Xu Yuhong, Yu Zhiwen, Chen C L Philip
IEEE Trans Neural Netw Learn Syst. 2022 Jun 3;PP. doi: 10.1109/TNNLS.2022.3177695.
High-dimensional class imbalanced data have plagued the performance of classification algorithms seriously. Because of a large number of redundant/invalid features and the class imbalanced issue, it is difficult to construct an optimal classifier for high-dimensional imbalanced data. Classifier ensemble has attracted intensive attention since it can achieve better performance than an individual classifier. In this work, we propose a multiview optimization (MVO) to learn more effective and robust features from high-dimensional imbalanced data, based on which an accurate and robust ensemble system is designed. Specifically, an optimized subview generation (OSG) in MVO is first proposed to generate multiple optimized subviews from different scenarios, which can strengthen the classification ability of features and increase the diversity of ensemble members simultaneously. Second, a new evaluation criterion that considers the distribution of data in each optimized subview is developed based on which a selective ensemble of optimized subviews (SEOS) is designed to perform the subview selective ensemble. Finally, an oversampling approach is executed on the optimized view to obtain a new class rebalanced subset for the classifier. Experimental results on 25 high-dimensional class imbalanced datasets indicate that the proposed method outperforms other mainstream classifier ensemble methods.

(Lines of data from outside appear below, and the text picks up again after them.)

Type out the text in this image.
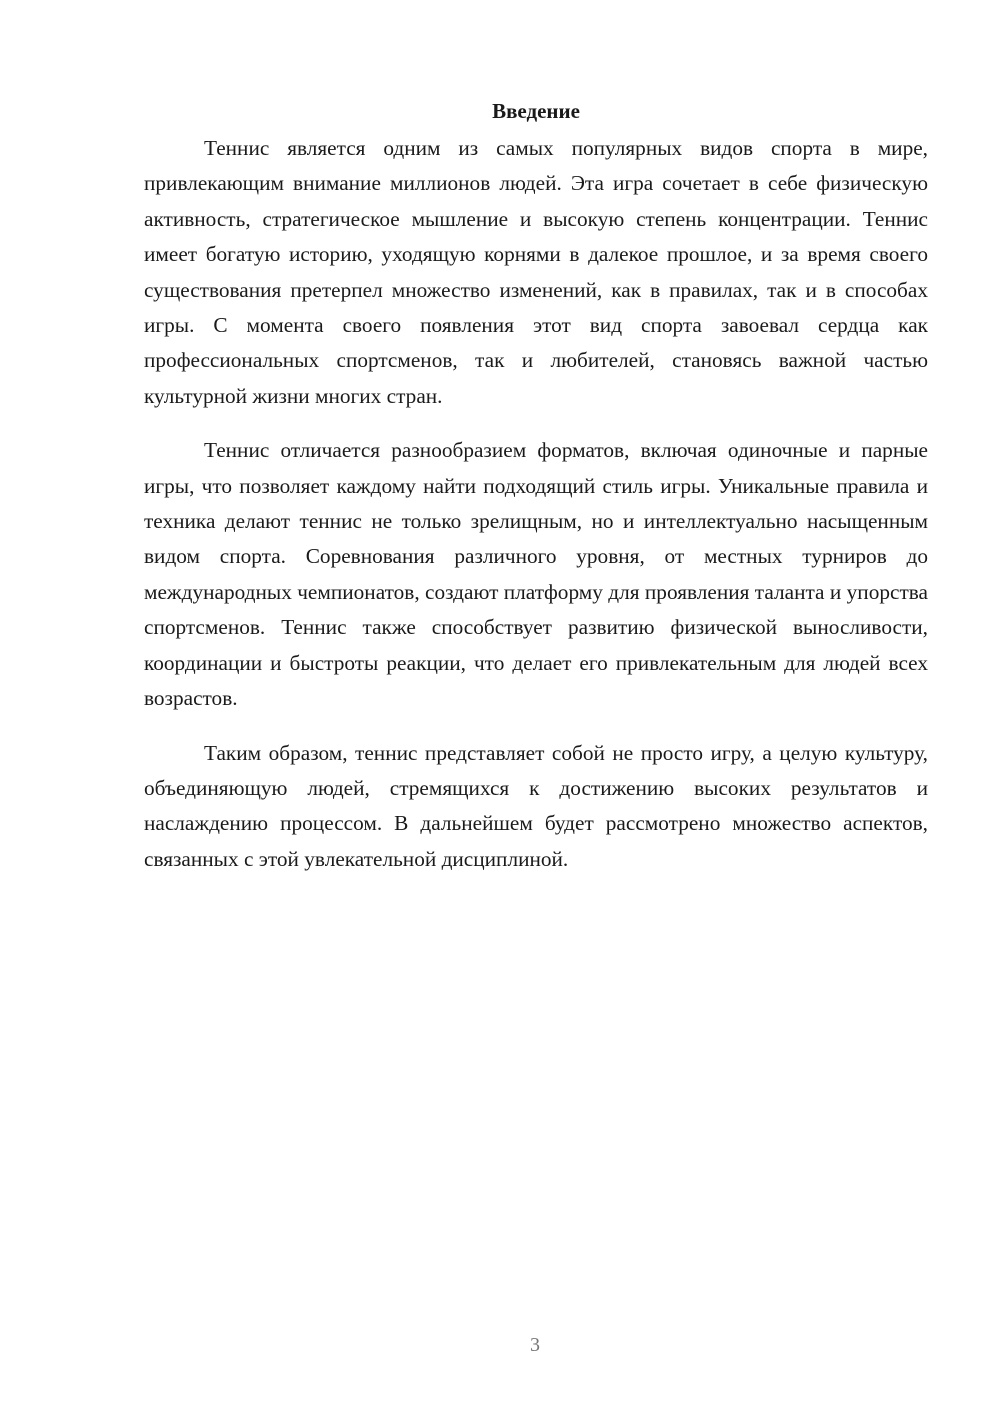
Введение

Теннис является одним из самых популярных видов спорта в мире, привлекающим внимание миллионов людей. Эта игра сочетает в себе физическую активность, стратегическое мышление и высокую степень концентрации. Теннис имеет богатую историю, уходящую корнями в далекое прошлое, и за время своего существования претерпел множество изменений, как в правилах, так и в способах игры. С момента своего появления этот вид спорта завоевал сердца как профессиональных спортсменов, так и любителей, становясь важной частью культурной жизни многих стран.

Теннис отличается разнообразием форматов, включая одиночные и парные игры, что позволяет каждому найти подходящий стиль игры. Уникальные правила и техника делают теннис не только зрелищным, но и интеллектуально насыщенным видом спорта. Соревнования различного уровня, от местных турниров до международных чемпионатов, создают платформу для проявления таланта и упорства спортсменов. Теннис также способствует развитию физической выносливости, координации и быстроты реакции, что делает его привлекательным для людей всех возрастов.

Таким образом, теннис представляет собой не просто игру, а целую культуру, объединяющую людей, стремящихся к достижению высоких результатов и наслаждению процессом. В дальнейшем будет рассмотрено множество аспектов, связанных с этой увлекательной дисциплиной.

3
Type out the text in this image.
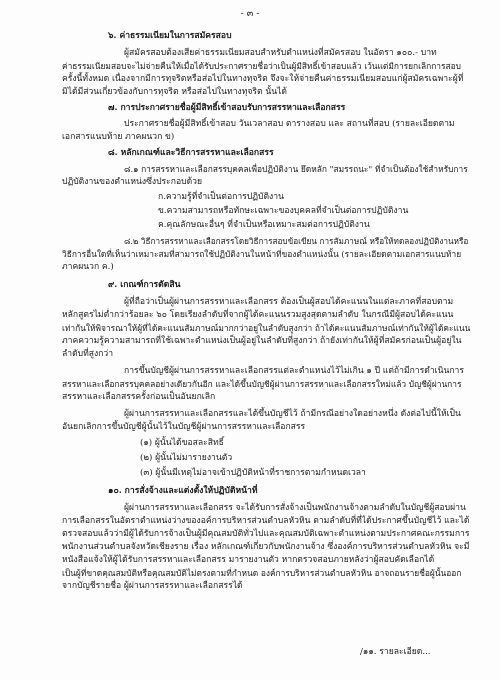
- ๓ -
๖. ค่าธรรมเนียมในการสมัครสอบ
ผู้สมัครสอบต้องเสียค่าธรรมเนียมสอบสำหรับตำแหน่งที่สมัครสอบ ในอัตรา ๑๐๐.- บาท
ค่าธรรมเนียมสอบจะไม่จ่ายคืนให้เมื่อได้รับประกาศรายชื่อว่าเป็นผู้มีสิทธิ์เข้าสอบแล้ว เว้นแต่มีการยกเลิกการสอบ
ครั้งนี้ทั้งหมด เนื่องจากมีการทุจริตหรือส่อไปในทางทุจริต จึงจะให้จ่ายคืนค่าธรรมเนียมสอบแก่ผู้สมัครเฉพาะผู้ที่
มิได้มีส่วนเกี่ยวข้องกับการทุจริต หรือส่อไปในทางทุจริต นั้นได้
๗. การประกาศรายชื่อผู้มีสิทธิ์เข้าสอบรับการสรรหาและเลือกสรร
ประกาศรายชื่อผู้มีสิทธิ์เข้าสอบ วันเวลาสอบ ตารางสอบ และ สถานที่สอบ (รายละเอียดตาม
เอกสารแนบท้าย ภาคผนวก ข)
๘. หลักเกณฑ์และวิธีการสรรหาและเลือกสรร
๘.๑ การสรรหาและเลือกสรรบุคคลเพื่อปฏิบัติงาน ยึดหลัก "สมรรถนะ" ที่จำเป็นต้องใช้สำหรับการ
ปฏิบัติงานของตำแหน่งซึ่งประกอบด้วย
ก.ความรู้ที่จำเป็นต่อการปฏิบัติงาน
ข.ความสามารถหรือทักษะเฉพาะของบุคคลที่จำเป็นต่อการปฏิบัติงาน
ค.คุณลักษณะอื่นๆ ที่จำเป็นหรือเหมาะสมต่อการปฏิบัติงาน
๘.๒ วิธีการสรรหาและเลือกสรรโดยวิธีการสอบข้อเขียน การสัมภาษณ์ หรือให้ทดลองปฏิบัติงานหรือ
วิธีการอื่นใดที่เห็นว่าเหมาะสมที่สามารถใช้ปฏิบัติงานในหน้าที่ของตำแหน่งนั้น (รายละเอียดตามเอกสารแนบท้าย
ภาคผนวก ค.)
๙. เกณฑ์การตัดสิน
ผู้ที่ถือว่าเป็นผู้ผ่านการสรรหาและเลือกสรร ต้องเป็นผู้สอบได้คะแนนในแต่ละภาคที่สอบตาม
หลักสูตรไม่ต่ำกว่าร้อยละ ๖๐ โดยเรียงลำดับที่จากผู้ได้คะแนนรวมสูงสุดตามลำดับ ในกรณีมีผู้สอบได้คะแนน
เท่ากันให้พิจารณาให้ผู้ที่ได้คะแนนสัมภาษณ์มากกว่าอยู่ในลำดับสูงกว่า ถ้าได้คะแนนสัมภาษณ์เท่ากันให้ผู้ได้คะแนน
ภาคความรู้ความสามารถที่ใช้เฉพาะตำแหน่งเป็นผู้อยู่ในลำดับที่สูงกว่า ถ้ายังเท่ากันให้ผู้ที่สมัครก่อนเป็นผู้อยู่ใน
ลำดับที่สูงกว่า
การขึ้นบัญชีผู้ผ่านการสรรหาและเลือกสรรแต่ละตำแหน่งไว้ไม่เกิน ๑ ปี แต่ถ้ามีการดำเนินการ
สรรหาและเลือกสรรบุคคลอย่างเดียวกันอีก และได้ขึ้นบัญชีผู้ผ่านการสรรหาและเลือกสรรใหม่แล้ว บัญชีผู้ผ่านการ
สรรหาและเลือกสรรครั้งก่อนเป็นอันยกเลิก
ผู้ผ่านการสรรหาและเลือกสรรและได้ขึ้นบัญชีไว้ ถ้ามีกรณีอย่างใดอย่างหนึ่ง ดังต่อไปนี้ให้เป็น
อันยกเลิกการขึ้นบัญชีผู้นั้นไว้ในบัญชีผู้ผ่านการสรรหาและเลือกสรร
(๑) ผู้นั้นได้ขอสละสิทธิ์
(๒) ผู้นั้นไม่มารายงานตัว
(๓) ผู้นั้นมีเหตุไม่อาจเข้าปฏิบัติหน้าที่ราชการตามกำหนดเวลา
๑๐. การสั่งจ้างและแต่งตั้งให้ปฏิบัติหน้าที่
ผู้ผ่านการสรรหาและเลือกสรร จะได้รับการสั่งจ้างเป็นพนักงานจ้างตามลำดับในบัญชีผู้สอบผ่าน
การเลือกสรรในอัตราตำแหน่งว่างของอค์การบริหารส่วนตำบลหัวหิน ตามลำดับที่ที่ได้ประกาศขึ้นบัญชีไว้ และได้
ตรวจสอบแล้วว่ามีผู้ได้รับการจ้างเป็นผู้มีคุณสมบัติทั่วไปและคุณสมบัติเฉพาะตำแหน่งตามประกาศคณะกรรมการ
พนักงานส่วนตำบลจังหวัดเชียงราย เรื่อง หลักเกณฑ์เกี่ยวกับพนักงานจ้าง ซึ่งองค์การบริหารส่วนตำบลหัวหิน จะมี
หนังสือแจ้งให้ผู้ได้รับการสรรหาและเลือกสรร มารายงานตัว หากตรวจสอบภายหลังว่าผู้สอบคัดเลือกได้
เป็นผู้ที่ขาดคุณสมบัติหรือคุณสมบัติไม่ตรงตามที่กำหนด องค์การบริหารส่วนตำบลหัวหิน อาจถอนรายชื่อผู้นั้นออก
จากบัญชีรายชื่อ ผู้ผ่านการสรรหาและเลือกสรรได้
/๑๑. รายละเอียด...
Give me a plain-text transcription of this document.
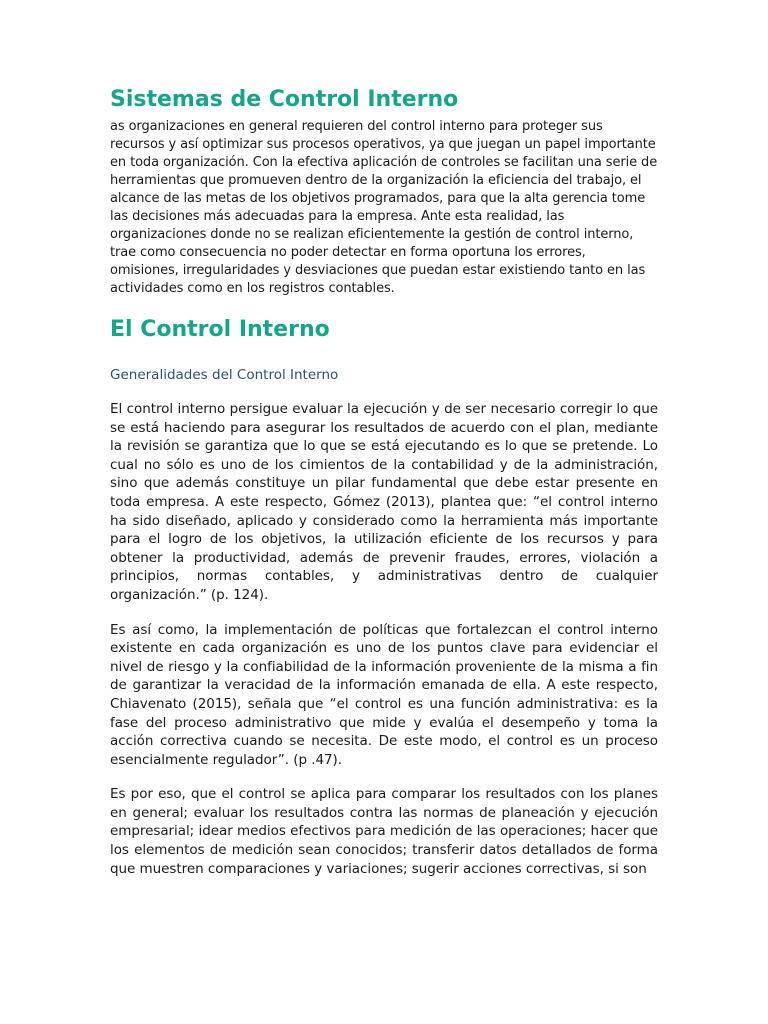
Sistemas de Control Interno

as organizaciones en general requieren del control interno para proteger sus recursos y así optimizar sus procesos operativos, ya que juegan un papel importante en toda organización. Con la efectiva aplicación de controles se facilitan una serie de herramientas que promueven dentro de la organización la eficiencia del trabajo, el alcance de las metas de los objetivos programados, para que la alta gerencia tome las decisiones más adecuadas para la empresa. Ante esta realidad, las organizaciones donde no se realizan eficientemente la gestión de control interno, trae como consecuencia no poder detectar en forma oportuna los errores, omisiones, irregularidades y desviaciones que puedan estar existiendo tanto en las actividades como en los registros contables.

El Control Interno
Generalidades del Control Interno

El control interno persigue evaluar la ejecución y de ser necesario corregir lo que se está haciendo para asegurar los resultados de acuerdo con el plan, mediante la revisión se garantiza que lo que se está ejecutando es lo que se pretende. Lo cual no sólo es uno de los cimientos de la contabilidad y de la administración, sino que además constituye un pilar fundamental que debe estar presente en toda empresa. A este respecto, Gómez (2013), plantea que: “el control interno ha sido diseñado, aplicado y considerado como la herramienta más importante para el logro de los objetivos, la utilización eficiente de los recursos y para obtener la productividad, además de prevenir fraudes, errores, violación a principios, normas contables, y administrativas dentro de cualquier organización.” (p. 124).

Es así como, la implementación de políticas que fortalezcan el control interno existente en cada organización es uno de los puntos clave para evidenciar el nivel de riesgo y la confiabilidad de la información proveniente de la misma a fin de garantizar la veracidad de la información emanada de ella. A este respecto, Chiavenato (2015), señala que “el control es una función administrativa: es la fase del proceso administrativo que mide y evalúa el desempeño y toma la acción correctiva cuando se necesita. De este modo, el control es un proceso esencialmente regulador”. (p .47).

Es por eso, que el control se aplica para comparar los resultados con los planes en general; evaluar los resultados contra las normas de planeación y ejecución empresarial; idear medios efectivos para medición de las operaciones; hacer que los elementos de medición sean conocidos; transferir datos detallados de forma que muestren comparaciones y variaciones; sugerir acciones correctivas, si son
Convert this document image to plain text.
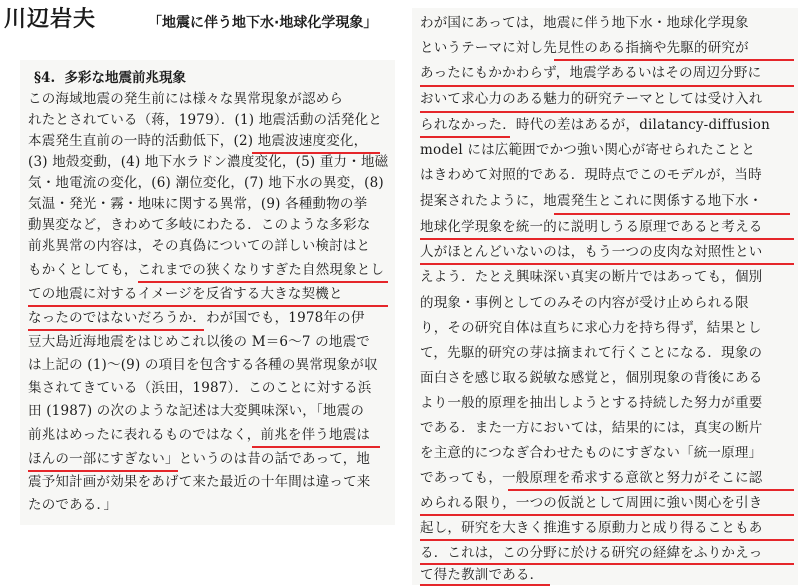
川辺岩夫	「地震に伴う地下水·地球化学現象」
§4.  多彩な地震前兆現象
この海域地震の発生前には様々な異常現象が認めら
れたとされている（蒋，1979）．(1) 地震活動の活発化と
本震発生直前の一時的活動低下，(2) 地震波速度変化，
(3) 地殻変動，(4) 地下水ラドン濃度変化，(5) 重力・地磁
気・地電流の変化，(6) 潮位変化，(7) 地下水の異変，(8)
気温・発光・霧・地味に関する異常，(9) 各種動物の挙
動異変など，きわめて多岐にわたる．このような多彩な
前兆異常の内容は，その真偽についての詳しい検討はと
もかくとしても，これまでの狭くなりすぎた自然現象とし
ての地震に対するイメージを反省する大きな契機と
なったのではないだろうか．わが国でも，1978年の伊
豆大島近海地震をはじめこれ以後の M＝6〜7 の地震で
は上記の (1)〜(9) の項目を包含する各種の異常現象が収
集されてきている（浜田，1987）．このことに対する浜
田 (1987) の次のような記述は大変興味深い，「地震の
前兆はめったに表れるものではなく，前兆を伴う地震は
ほんの一部にすぎない」というのは昔の話であって，地
震予知計画が効果をあげて来た最近の十年間は違って来
たのである．」
わが国にあっては，地震に伴う地下水・地球化学現象
というテーマに対し先見性のある指摘や先駆的研究が
あったにもかかわらず，地震学あるいはその周辺分野に
おいて求心力のある魅力的研究テーマとしては受け入れ
られなかった．時代の差はあるが，dilatancy-diffusion
model には広範囲でかつ強い関心が寄せられたことと
はきわめて対照的である．現時点でこのモデルが，当時
提案されたように，地震発生とこれに関係する地下水・
地球化学現象を統一的に説明しうる原理であると考える
人がほとんどいないのは，もう一つの皮肉な対照性とい
えよう．たとえ興味深い真実の断片ではあっても，個別
的現象・事例としてのみその内容が受け止められる限
り，その研究自体は直ちに求心力を持ち得ず，結果とし
て，先駆的研究の芽は摘まれて行くことになる．現象の
面白さを感じ取る鋭敏な感覚と，個別現象の背後にある
より一般的原理を抽出しようとする持続した努力が重要
である．また一方においては，結果的には，真実の断片
を主意的につなぎ合わせたものにすぎない「統一原理」
であっても，一般原理を希求する意欲と努力がそこに認
められる限り，一つの仮説として周囲に強い関心を引き
起し，研究を大きく推進する原動力と成り得ることもあ
る．これは，この分野に於ける研究の経緯をふりかえっ
て得た教訓である．
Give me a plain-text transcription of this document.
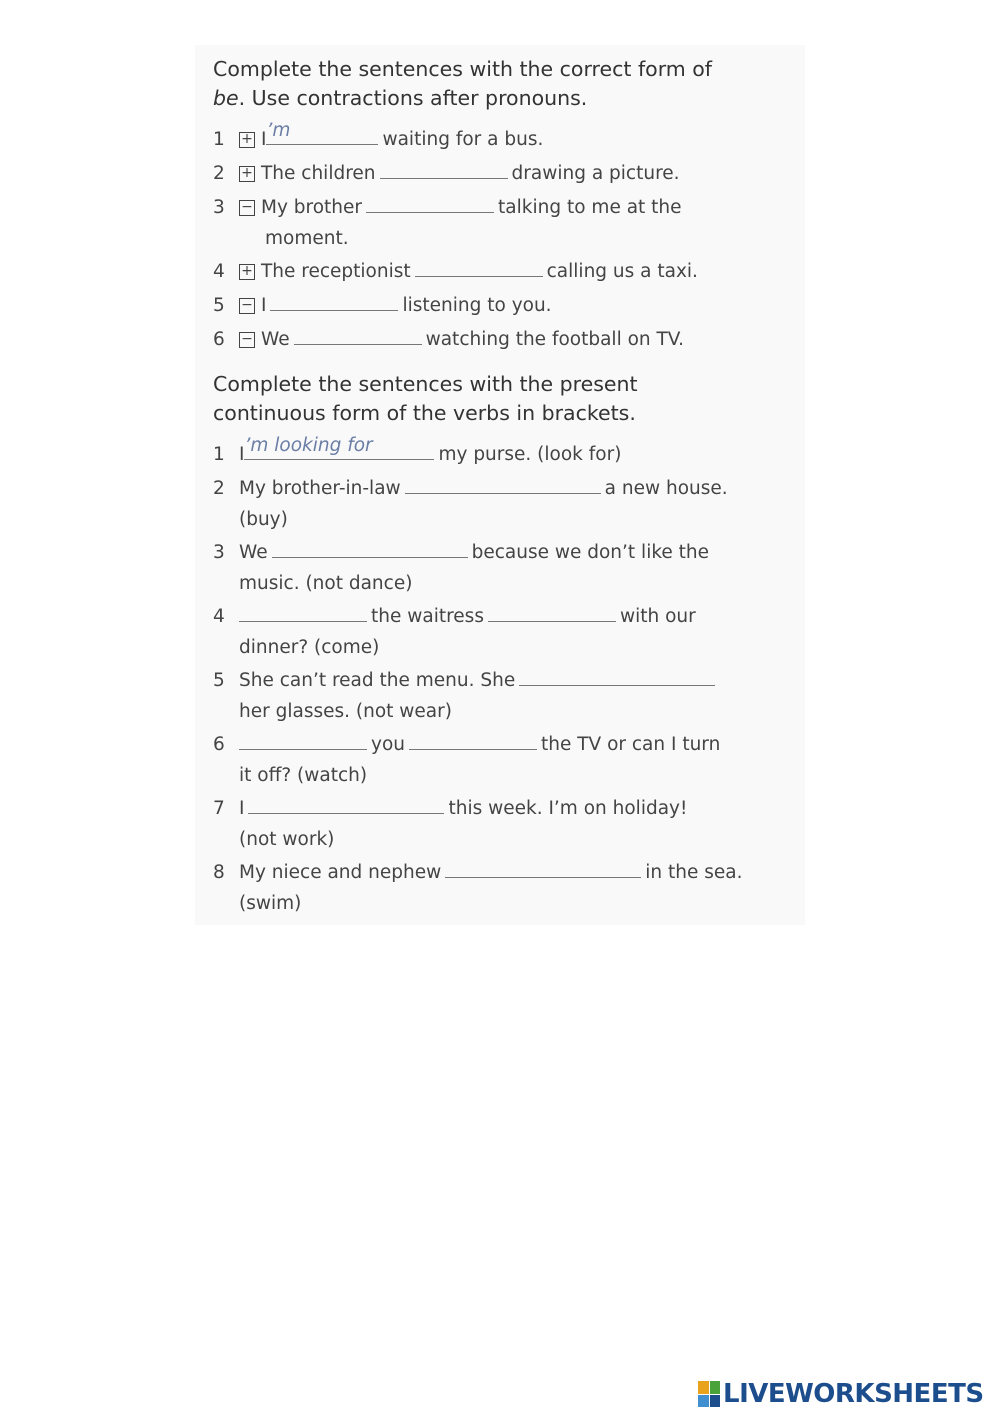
Complete the sentences with the correct form of
be. Use contractions after pronouns.
1 + I ’m	waiting for a bus.
2 + The children	drawing a picture.
3 − My brother	talking to me at the
moment.
4 + The receptionist	calling us a taxi.
5 − I	listening to you.
6 − We	watching the football on TV.
Complete the sentences with the present
continuous form of the verbs in brackets.
1 I ’m looking for	my purse. (look for)
2 My brother-in-law	a new house.
(buy)
3 We	because we don’t like the
music. (not dance)
4	the waitress	with our
dinner? (come)
5 She can’t read the menu. She
her glasses. (not wear)
6	you	the TV or can I turn
it off? (watch)
7 I	this week. I’m on holiday!
(not work)
8 My niece and nephew	in the sea.
(swim)
LIVEWORKSHEETS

高维类不平衡数据严重困扰着分类算法的性能。由于存在大量冗余/无效特征以及类不平衡问题,为高维不平衡数据构建最优分类器十分困难。分类器集成因其能比单个分类器取得更好的性能而备受关注。在这项工作中,我们提出一种多视图优化(MVO)方法,用于从高维不平衡数据中学习更有效、更鲁棒的特征,并在此基础上设计一个准确且鲁棒的集成系统。具体而言,MVO中首先提出一种优化子视图生成(OSG)方法,从不同场景生成多个优化子视图,这既能增强特征的分类能力,又能同时增加集成成员的多样性。其次,基于各优化子视图中数据的分布情况开发了一种新的评估准则,并据此设计了一个优化子视图选择性集成(SEOS)来执行子视图的选择性集成。最后,对优化视图执行过采样方法,为分类器获取一个新的类重新平衡子集。在25个高维类不平衡数据集上的实验结果表明,所提方法优于其他主流分类器集成方法。